The fact-checking program has drawn fire throughout its existence.
- The kinds of topics it confronted — controversies over climate science, COVID-19 and vaccines, charges of election fraud — are often both matters of fact or science and also flashpoints for partisan rage.
- Believers in fact-checking insist that there’s value to society in telling the public what is — and isn’t — authoritative information, grounded in vetted research and verifiable records, in fields like medicine and public affairs.
- Critics say there’s always another point of view that deserves to be heard, and blocking any perspective is a form of censorship.
Between the lines: Facebook tried to solve some of its content moderation headaches by setting up the independent Oversight Board.
- The company handed the Oversight Board hundreds of millions of dollars beginning in 2019 to build a kind of Supreme Court for user complaints.
- It’s been particularly effective in sorting out complex issues beyond U.S. borders.
- But it hasn’t insulated Zuckerberg and Meta from criticism by American conservatives and Congressional committees.
- Notably, Meta’s announcements Tuesday failed to mention the Oversight Board at all.
Zoom out: Zuckerberg calls Meta’s new approach a “back-to-our-roots” embrace of free expression.

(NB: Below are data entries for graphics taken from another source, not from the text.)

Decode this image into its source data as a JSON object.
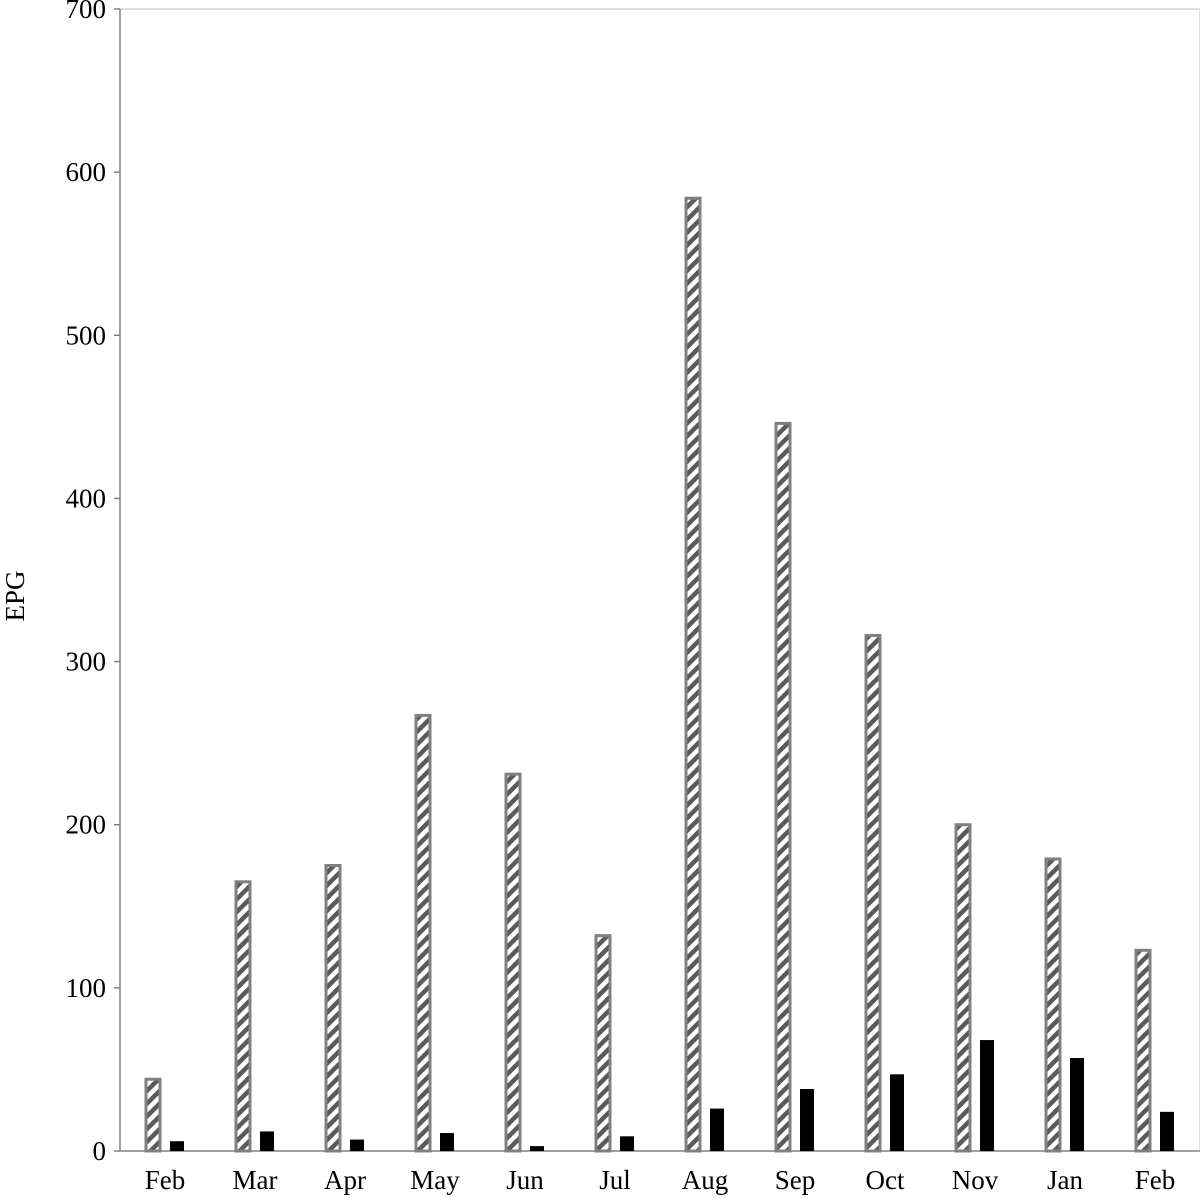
{
  "chart_data": {
    "type": "bar",
    "title": "",
    "xlabel": "",
    "ylabel": "EPG",
    "ylim": [
      0,
      700
    ],
    "yticks": [
      0,
      100,
      200,
      300,
      400,
      500,
      600,
      700
    ],
    "grid": false,
    "legend": "none",
    "categories": [
      "Feb",
      "Mar",
      "Apr",
      "May",
      "Jun",
      "Jul",
      "Aug",
      "Sep",
      "Oct",
      "Nov",
      "Jan",
      "Feb"
    ],
    "series": [
      {
        "values": [
          44,
          165,
          175,
          267,
          231,
          132,
          584,
          446,
          316,
          200,
          179,
          123
        ],
        "fill": "hatched",
        "color": "#808080"
      },
      {
        "values": [
          6,
          12,
          7,
          11,
          3,
          9,
          26,
          38,
          47,
          68,
          57,
          24
        ],
        "fill": "solid",
        "color": "#000000"
      }
    ]
  }
}
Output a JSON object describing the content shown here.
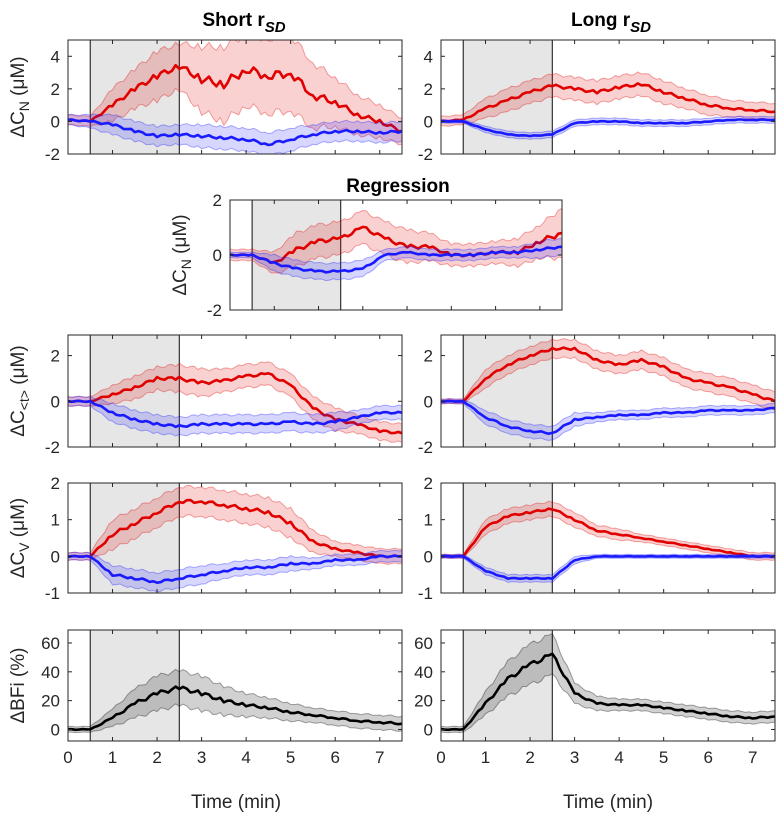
{
  "chart_data": {
    "type": "line",
    "titles": {
      "short": "Short r",
      "short_sub": "SD",
      "long": "Long r",
      "long_sub": "SD",
      "regression": "Regression"
    },
    "xlabel": "Time (min)",
    "xlim": [
      0,
      7.5
    ],
    "xticks": [
      0,
      1,
      2,
      3,
      4,
      5,
      6,
      7
    ],
    "stimulus_window": [
      0.5,
      2.5
    ],
    "x": [
      0,
      0.5,
      1,
      1.5,
      2,
      2.5,
      3,
      3.5,
      4,
      4.5,
      5,
      5.5,
      6,
      6.5,
      7,
      7.5
    ],
    "colors": {
      "red": "#e00000",
      "blue": "#1a1aff",
      "black": "#000000",
      "shade": "#e6e6e6"
    },
    "panels": [
      {
        "id": "short-cn",
        "ylabel": {
          "main": "ΔC",
          "sub": "N",
          "unit": " (μM)"
        },
        "ylim": [
          -2,
          5
        ],
        "yticks": [
          -2,
          0,
          2,
          4
        ],
        "series": [
          {
            "name": "red",
            "values": [
              0.1,
              0,
              1.0,
              2.0,
              2.8,
              3.4,
              2.6,
              2.3,
              3.2,
              2.8,
              3.0,
              1.6,
              1.2,
              0.4,
              0,
              -0.6
            ],
            "band": [
              0.3,
              0.3,
              1,
              1.2,
              1.5,
              1.4,
              2,
              2.3,
              2.2,
              2.3,
              2.3,
              2,
              1.5,
              1.2,
              1,
              0.8
            ]
          },
          {
            "name": "blue",
            "values": [
              0.1,
              0,
              -0.2,
              -0.6,
              -0.9,
              -0.8,
              -0.9,
              -1.0,
              -1.1,
              -1.4,
              -1.1,
              -0.8,
              -0.6,
              -0.6,
              -0.7,
              -0.6
            ],
            "band": [
              0.3,
              0.4,
              0.6,
              0.6,
              0.6,
              0.6,
              0.7,
              0.7,
              0.7,
              0.7,
              0.7,
              0.6,
              0.6,
              0.6,
              0.6,
              0.6
            ]
          }
        ]
      },
      {
        "id": "long-cn",
        "ylabel": null,
        "ylim": [
          -2,
          5
        ],
        "yticks": [
          -2,
          0,
          2,
          4
        ],
        "series": [
          {
            "name": "red",
            "values": [
              0,
              0.1,
              0.8,
              1.3,
              1.8,
              2.2,
              2.0,
              1.8,
              2.1,
              2.3,
              1.8,
              1.4,
              1.0,
              0.8,
              0.7,
              0.6
            ],
            "band": [
              0.3,
              0.3,
              0.6,
              0.7,
              0.7,
              0.7,
              0.7,
              0.7,
              0.7,
              0.7,
              0.7,
              0.6,
              0.6,
              0.5,
              0.5,
              0.5
            ]
          },
          {
            "name": "blue",
            "values": [
              0,
              0,
              -0.5,
              -0.8,
              -0.9,
              -0.8,
              -0.1,
              0,
              0,
              -0.1,
              -0.1,
              -0.1,
              0,
              0.1,
              0.1,
              0.1
            ],
            "band": [
              0.1,
              0.1,
              0.2,
              0.2,
              0.2,
              0.2,
              0.2,
              0.2,
              0.2,
              0.2,
              0.2,
              0.2,
              0.2,
              0.2,
              0.2,
              0.2
            ]
          }
        ]
      },
      {
        "id": "regression-cn",
        "ylabel": {
          "main": "ΔC",
          "sub": "N",
          "unit": " (μM)"
        },
        "ylim": [
          -2,
          2
        ],
        "yticks": [
          -2,
          0,
          2
        ],
        "series": [
          {
            "name": "red",
            "values": [
              0,
              0,
              -0.3,
              0.2,
              0.5,
              0.6,
              1.0,
              0.6,
              0.3,
              0.3,
              0,
              0,
              0.1,
              0.1,
              0.5,
              0.8
            ],
            "band": [
              0.2,
              0.2,
              0.4,
              0.6,
              0.6,
              0.6,
              0.6,
              0.6,
              0.6,
              0.5,
              0.4,
              0.4,
              0.4,
              0.5,
              0.6,
              0.9
            ]
          },
          {
            "name": "blue",
            "values": [
              0,
              0,
              -0.3,
              -0.5,
              -0.6,
              -0.6,
              -0.5,
              0,
              0.1,
              0,
              0,
              0,
              0.1,
              0.1,
              0.2,
              0.3
            ],
            "band": [
              0.1,
              0.1,
              0.3,
              0.3,
              0.3,
              0.3,
              0.3,
              0.2,
              0.2,
              0.2,
              0.2,
              0.2,
              0.2,
              0.2,
              0.3,
              0.3
            ]
          }
        ]
      },
      {
        "id": "short-ct",
        "ylabel": {
          "main": "ΔC",
          "sub": "<t>",
          "unit": " (μM)"
        },
        "ylim": [
          -2,
          2.9
        ],
        "yticks": [
          -2,
          0,
          2
        ],
        "series": [
          {
            "name": "red",
            "values": [
              0,
              0,
              0.3,
              0.6,
              1.0,
              1.0,
              0.8,
              0.9,
              1.1,
              1.2,
              0.7,
              -0.3,
              -0.8,
              -1.0,
              -1.3,
              -1.4
            ],
            "band": [
              0.2,
              0.2,
              0.4,
              0.5,
              0.5,
              0.6,
              0.6,
              0.5,
              0.5,
              0.5,
              0.5,
              0.5,
              0.5,
              0.4,
              0.4,
              0.4
            ]
          },
          {
            "name": "blue",
            "values": [
              0,
              0,
              -0.5,
              -0.8,
              -1.0,
              -1.1,
              -1.0,
              -1.0,
              -1.0,
              -1.0,
              -0.9,
              -1.0,
              -0.9,
              -0.7,
              -0.5,
              -0.5
            ],
            "band": [
              0.2,
              0.2,
              0.4,
              0.4,
              0.4,
              0.4,
              0.4,
              0.4,
              0.4,
              0.4,
              0.4,
              0.4,
              0.4,
              0.3,
              0.3,
              0.3
            ]
          }
        ]
      },
      {
        "id": "long-ct",
        "ylabel": null,
        "ylim": [
          -2,
          2.9
        ],
        "yticks": [
          -2,
          0,
          2
        ],
        "series": [
          {
            "name": "red",
            "values": [
              0,
              0,
              1.0,
              1.6,
              2.0,
              2.3,
              2.3,
              1.8,
              1.6,
              1.8,
              1.5,
              1.0,
              0.8,
              0.6,
              0.3,
              0
            ],
            "band": [
              0.1,
              0.1,
              0.4,
              0.4,
              0.4,
              0.4,
              0.4,
              0.4,
              0.4,
              0.4,
              0.4,
              0.4,
              0.4,
              0.4,
              0.4,
              0.4
            ]
          },
          {
            "name": "blue",
            "values": [
              0,
              0,
              -0.7,
              -1.1,
              -1.3,
              -1.4,
              -0.8,
              -0.7,
              -0.6,
              -0.6,
              -0.5,
              -0.5,
              -0.4,
              -0.4,
              -0.4,
              -0.3
            ],
            "band": [
              0.1,
              0.1,
              0.3,
              0.3,
              0.3,
              0.3,
              0.3,
              0.2,
              0.2,
              0.2,
              0.2,
              0.2,
              0.2,
              0.2,
              0.2,
              0.2
            ]
          }
        ]
      },
      {
        "id": "short-cv",
        "ylabel": {
          "main": "ΔC",
          "sub": "V",
          "unit": " (μM)"
        },
        "ylim": [
          -1,
          2
        ],
        "yticks": [
          -1,
          0,
          1,
          2
        ],
        "series": [
          {
            "name": "red",
            "values": [
              0,
              0,
              0.6,
              0.9,
              1.2,
              1.5,
              1.5,
              1.4,
              1.3,
              1.2,
              0.9,
              0.4,
              0.2,
              0.1,
              0,
              0
            ],
            "band": [
              0.1,
              0.1,
              0.4,
              0.4,
              0.4,
              0.4,
              0.4,
              0.4,
              0.4,
              0.4,
              0.4,
              0.3,
              0.2,
              0.2,
              0.2,
              0.2
            ]
          },
          {
            "name": "blue",
            "values": [
              0,
              0,
              -0.5,
              -0.6,
              -0.7,
              -0.6,
              -0.5,
              -0.4,
              -0.3,
              -0.3,
              -0.2,
              -0.2,
              -0.1,
              -0.1,
              0,
              0
            ],
            "band": [
              0.1,
              0.1,
              0.25,
              0.25,
              0.25,
              0.25,
              0.25,
              0.2,
              0.2,
              0.2,
              0.2,
              0.15,
              0.15,
              0.15,
              0.15,
              0.15
            ]
          }
        ]
      },
      {
        "id": "long-cv",
        "ylabel": null,
        "ylim": [
          -1,
          2
        ],
        "yticks": [
          -1,
          0,
          1,
          2
        ],
        "series": [
          {
            "name": "red",
            "values": [
              0,
              0,
              0.8,
              1.1,
              1.2,
              1.3,
              1.0,
              0.7,
              0.6,
              0.5,
              0.4,
              0.3,
              0.2,
              0.1,
              0,
              0
            ],
            "band": [
              0.05,
              0.05,
              0.2,
              0.2,
              0.2,
              0.2,
              0.2,
              0.15,
              0.15,
              0.1,
              0.1,
              0.1,
              0.1,
              0.1,
              0.1,
              0.1
            ]
          },
          {
            "name": "blue",
            "values": [
              0,
              0,
              -0.4,
              -0.6,
              -0.6,
              -0.6,
              -0.1,
              0,
              0,
              0,
              0,
              0,
              0,
              0,
              0,
              0
            ],
            "band": [
              0.05,
              0.05,
              0.1,
              0.1,
              0.1,
              0.1,
              0.1,
              0.05,
              0.05,
              0.05,
              0.05,
              0.05,
              0.05,
              0.05,
              0.05,
              0.05
            ]
          }
        ]
      },
      {
        "id": "short-bfi",
        "ylabel": {
          "main": "ΔBFi (%)",
          "sub": "",
          "unit": ""
        },
        "ylim": [
          -8,
          69
        ],
        "yticks": [
          0,
          20,
          40,
          60
        ],
        "series": [
          {
            "name": "black",
            "values": [
              0,
              0,
              8,
              18,
              25,
              29,
              25,
              20,
              17,
              15,
              12,
              10,
              8,
              6,
              5,
              4
            ],
            "band": [
              2,
              2,
              6,
              10,
              12,
              12,
              12,
              10,
              8,
              7,
              6,
              5,
              5,
              5,
              5,
              5
            ]
          }
        ]
      },
      {
        "id": "long-bfi",
        "ylabel": null,
        "ylim": [
          -8,
          69
        ],
        "yticks": [
          0,
          20,
          40,
          60
        ],
        "series": [
          {
            "name": "black",
            "values": [
              0,
              0,
              18,
              35,
              45,
              52,
              25,
              18,
              17,
              17,
              15,
              13,
              11,
              9,
              8,
              9
            ],
            "band": [
              2,
              2,
              8,
              12,
              14,
              14,
              7,
              5,
              4,
              4,
              4,
              4,
              4,
              4,
              4,
              4
            ]
          }
        ]
      }
    ]
  }
}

But there’s never been any medium where absolute free speech reigned.
- Platform owners have legal obligations to governments of countries they operate in to obey the law.
- In the U.S. that means dealing with laws governing what Zuckerberg describes as “legitimately bad stuff” like “drugs, terrorism, child exploitation.”
A second category where platform owners have generally felt an obligation to intervene is speech that could cause imminent harm.
- That might include death threats, violent conspiracies, or even plans to attack the U.S. Capitol.
Then there’s the category of hate speech.
- It bedevils social-media owners, because it’s constantly shifting and varies across cultures. But in any given time and place there are some slurs that violate public norms, and a global public platform can’t just ignore them.
- Along with the company’s other new content policies, Meta has now updated its Community Guidelines on “hateful conduct” specifically to allow “allegations of mental illness or abnormality when based on gender or sexual orientation.” A variety of other changes in its rules appear to significantly loosen the knot around what many users will consider hate speech.
A final category of content moderation — most relevant to fact-checking — is misinformation (widely shared but inaccurate info) and disinformation (misinformation with deliberate bad intent).
- Zuckerberg and other social media owners hate playing content cop in this realm and would rather let users sort such issues out for themselves.
- His plan is for Meta to copy X’s Community Notes approach, which lets users flag other users’ posts for inaccuracies.
What we’re watching: When Elon Musk rewrote Twitter’s old content rules for X, the platform’s never-decorous conversations deteriorated further. Today you don’t have to look far on X to find posts espousing racism and anti-semitism or deriding LGBTQ people.
- Musk is proud of what he’s done with X, but it hasn’t helped turn around his business.
- We don’t yet know how Zuckerberg’s version of “more free speech” will play out, but if Meta’s platforms get nastier and uglier, too, advertisers could be spooked — and users who aren’t on the MAGA side of the fence could flee.
Our thought bubble: Decades of human experience online shows that running any kind of community platform is like gardening — if you let the weeds go wild, the flowers will choke.